Jamil Muhammad

No. 77 – Edmonton Elks
- Position: Defensive end
- Roster status: Practice roster
- CFL status: American

Personal information
- Born: February 1, 2001 (age 25) Madison, Alabama, U.S.
- Listed height: 6 ft 1 in (1.85 m)
- Listed weight: 260 lb (118 kg)

Career information
- High school: James Clemens (Madison, Alabama)
- College: Georgia State (2019–2022) USC (2023–2024)
- NFL draft: 2025: undrafted

Career history
- Los Angeles Rams (2025)*; Carolina Panthers (2025)*; Cleveland Browns (2026)*; Edmonton Elks (2026–present);
- * Offseason or practice squad member only

= Jamil Muhammad (American football) =

American football player (born 2001)

Jamil Muhammad (born February 1, 2001) is an American football defensive end for the Edmonton Elks of the Canadian Football League (CFL). He played college football for the Georgia State Panthers and USC Trojans.

==Early life==
Muhammad attended James Clemens High School in Madison, Alabama, and committed to play college football for the Vanderbilt Commodores.

==College career==
Muhammad initially enrolled at Vanderbilt, but transferred to play for the Georgia State Panthers ahead of the 2019 season. That season, he took a redshirt. Heading into the 2020 season, Muhammad switched positions from quarterback to linebacker. In three seasons from 2020 to 2022, he totaled 70 tackles with 11 for a loss, seven and a half sacks, three forced fumbles, and an interception. After the 2022 season, Muhammad entered the NCAA transfer portal.

Muhammad transferred to play for the USC Trojans.
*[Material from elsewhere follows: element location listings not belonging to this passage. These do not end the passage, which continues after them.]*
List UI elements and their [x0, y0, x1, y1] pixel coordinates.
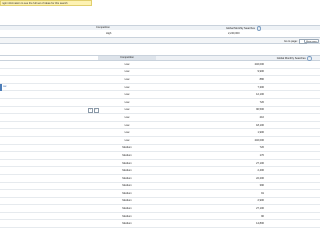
gms-cell: 90,500	[256, 108, 264, 112]
competition-cell: Low	[124, 62, 130, 66]
competition-cell: Low	[124, 93, 130, 97]
table-row[interactable]: Medium 27,100	[0, 160, 320, 168]
table-row[interactable]: Low 12,100	[0, 91, 320, 99]
gms-cell: 91	[261, 191, 264, 195]
competition-cell: Low	[124, 100, 130, 104]
goto-page-label: Go to page:	[284, 40, 298, 44]
table-row[interactable]: Medium 390	[0, 183, 320, 191]
gms-cell: 2,900	[257, 199, 265, 203]
upgrade-banner: ngin information to see the full set of …	[0, 0, 92, 6]
competition-cell: Medium	[122, 153, 132, 157]
column-header-gms-label: Global Monthly Searches	[276, 56, 306, 60]
table-row[interactable]: Medium 14,800	[0, 220, 320, 229]
keyword-table-body: Low 246,000 Low 9,900 Low 880 ow Low 7,300 Lo…	[0, 61, 320, 229]
competition-cell: Low	[124, 123, 130, 127]
gms-cell: 27,100	[256, 161, 264, 165]
table-row[interactable]: Low 720	[0, 99, 320, 107]
help-icon[interactable]: ?	[307, 56, 312, 61]
table-row[interactable]: Medium 170	[0, 152, 320, 160]
competition-cell: Medium	[122, 207, 132, 211]
search-icon[interactable]: ⌕	[88, 107, 93, 113]
table-row[interactable]: Medium 22,200	[0, 175, 320, 183]
table-row[interactable]: ⌕ + Low 90,500	[0, 107, 320, 115]
competition-cell: Medium	[122, 169, 132, 173]
table-row[interactable]: Medium 720	[0, 145, 320, 153]
competition-cell: Medium	[122, 191, 132, 195]
competition-cell: Medium	[122, 214, 132, 218]
competition-cell: Low	[124, 138, 130, 142]
summary-competition-value: High	[106, 32, 112, 35]
gms-cell: 27,100	[256, 207, 264, 211]
banner-text: ngin information to see the full set of …	[2, 2, 68, 5]
gms-cell: 22,200	[256, 176, 264, 180]
table-row[interactable]: Medium 90	[0, 213, 320, 221]
summary-competition-header: Competition	[96, 26, 110, 29]
gms-cell: 246,000	[254, 138, 264, 142]
show-rows-select[interactable]: Show rows:	[304, 38, 319, 43]
competition-cell: Low	[124, 131, 130, 135]
selection-marker	[0, 83, 2, 91]
summary-header-row: Competition Global Monthly Searches ?	[0, 25, 320, 31]
gms-cell: 390	[259, 184, 264, 188]
table-row[interactable]: Medium 2,400	[0, 167, 320, 175]
gms-cell: 2,400	[257, 169, 265, 173]
table-row[interactable]: Low 246,000	[0, 137, 320, 145]
gms-cell: 720	[259, 100, 264, 104]
competition-cell: Low	[124, 70, 130, 74]
competition-cell: Medium	[122, 176, 132, 180]
keyword-link[interactable]: ow	[3, 85, 6, 88]
pagination-bar	[0, 37, 320, 44]
competition-cell: Low	[124, 108, 130, 112]
table-row[interactable]: Low 246,000	[0, 61, 320, 69]
competition-cell: Low	[124, 85, 130, 89]
competition-cell: Medium	[122, 146, 132, 150]
gms-cell: 9,900	[257, 70, 265, 74]
competition-cell: Low	[124, 77, 130, 81]
competition-cell: Low	[124, 115, 130, 119]
help-icon[interactable]: ?	[256, 26, 262, 31]
gms-cell: 12,100	[256, 93, 264, 97]
show-rows-label: Show rows:	[306, 40, 318, 43]
table-row[interactable]: Medium 91	[0, 190, 320, 198]
summary-gms-value: 2,240,000	[228, 32, 240, 35]
column-header-competition[interactable]: Competition	[98, 56, 156, 60]
table-row[interactable]: Low 18,100	[0, 122, 320, 130]
gms-cell: 246,000	[254, 62, 264, 66]
summary-gms-header-label: Global Monthly Searches	[226, 26, 255, 30]
gms-cell: 210	[259, 115, 264, 119]
gms-cell: 170	[259, 153, 264, 157]
gms-cell: 18,100	[256, 123, 264, 127]
table-row[interactable]: Low 210	[0, 114, 320, 122]
table-row[interactable]: Medium 27,100	[0, 205, 320, 213]
gms-cell: 1,900	[257, 131, 265, 135]
table-row[interactable]: Low 880	[0, 76, 320, 84]
competition-cell: Medium	[122, 222, 132, 226]
summary-gms-header: Global Monthly Searches ?	[226, 26, 262, 31]
gms-cell: 880	[259, 77, 264, 81]
competition-cell: Medium	[122, 184, 132, 188]
column-header-gms[interactable]: Global Monthly Searches ?	[156, 56, 320, 61]
gms-cell: 7,300	[257, 85, 265, 89]
table-row[interactable]: Low 9,900	[0, 69, 320, 77]
table-row[interactable]: ow Low 7,300	[0, 83, 320, 92]
competition-cell: Medium	[122, 161, 132, 165]
table-row[interactable]: Low 1,900	[0, 129, 320, 137]
gms-cell: 14,800	[256, 222, 264, 226]
gms-cell: 720	[259, 146, 264, 150]
competition-cell: Medium	[122, 199, 132, 203]
table-row[interactable]: Medium 2,900	[0, 198, 320, 206]
gms-cell: 90	[261, 214, 264, 218]
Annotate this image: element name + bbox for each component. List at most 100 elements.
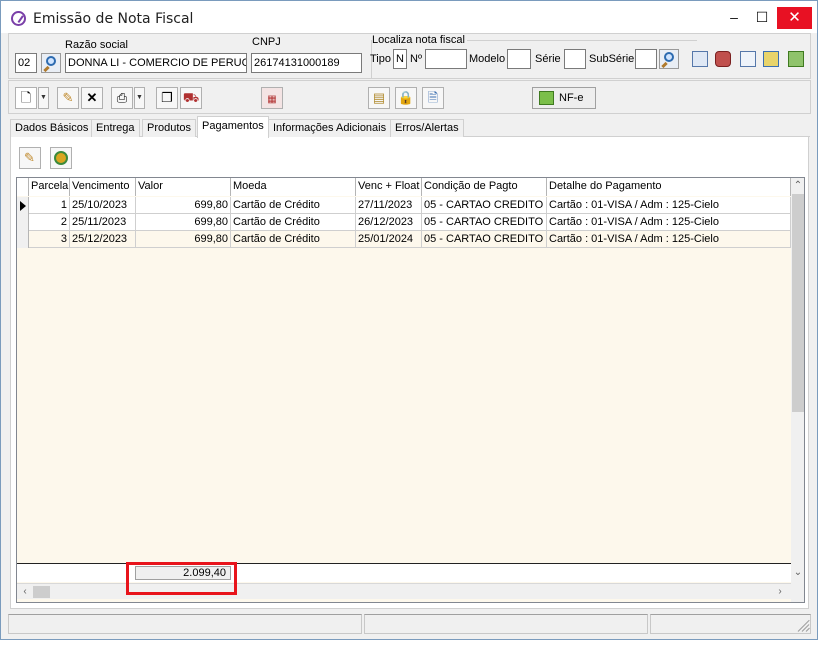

In two seasons at USC from 2023 to 2024, he recorded 73 tackles with 12 for a loss and seven and a half sacks.

==Professional career==
=== Los Angeles Rams ===
After going undrafted in the 2025 NFL draft, Muhammad signed with the Los Angeles Rams as an undrafted free agent. He was released during final roster cuts on August 26, 2025, and re-signed to the team's practice squad the following day. On November 17, 2025, Muhammad was released by the Rams.

=== Carolina Panthers ===
On December 18, 2025, Muhammad signed to the Carolina Panthers practice squad. After the conclusion of the 2025 season, he signed a futures contract with the Panthers.

On May 20, 2026, Muhammad was waived by the Panthers.

=== Cleveland Browns ===
On August 19, 2026, Muhammad signed with the Cleveland Browns. He was waived on August 28.

===Edmonton Elks===
The Edmonton Elks announced that they had signed Mohammad to their practice roster on September 15, 2026.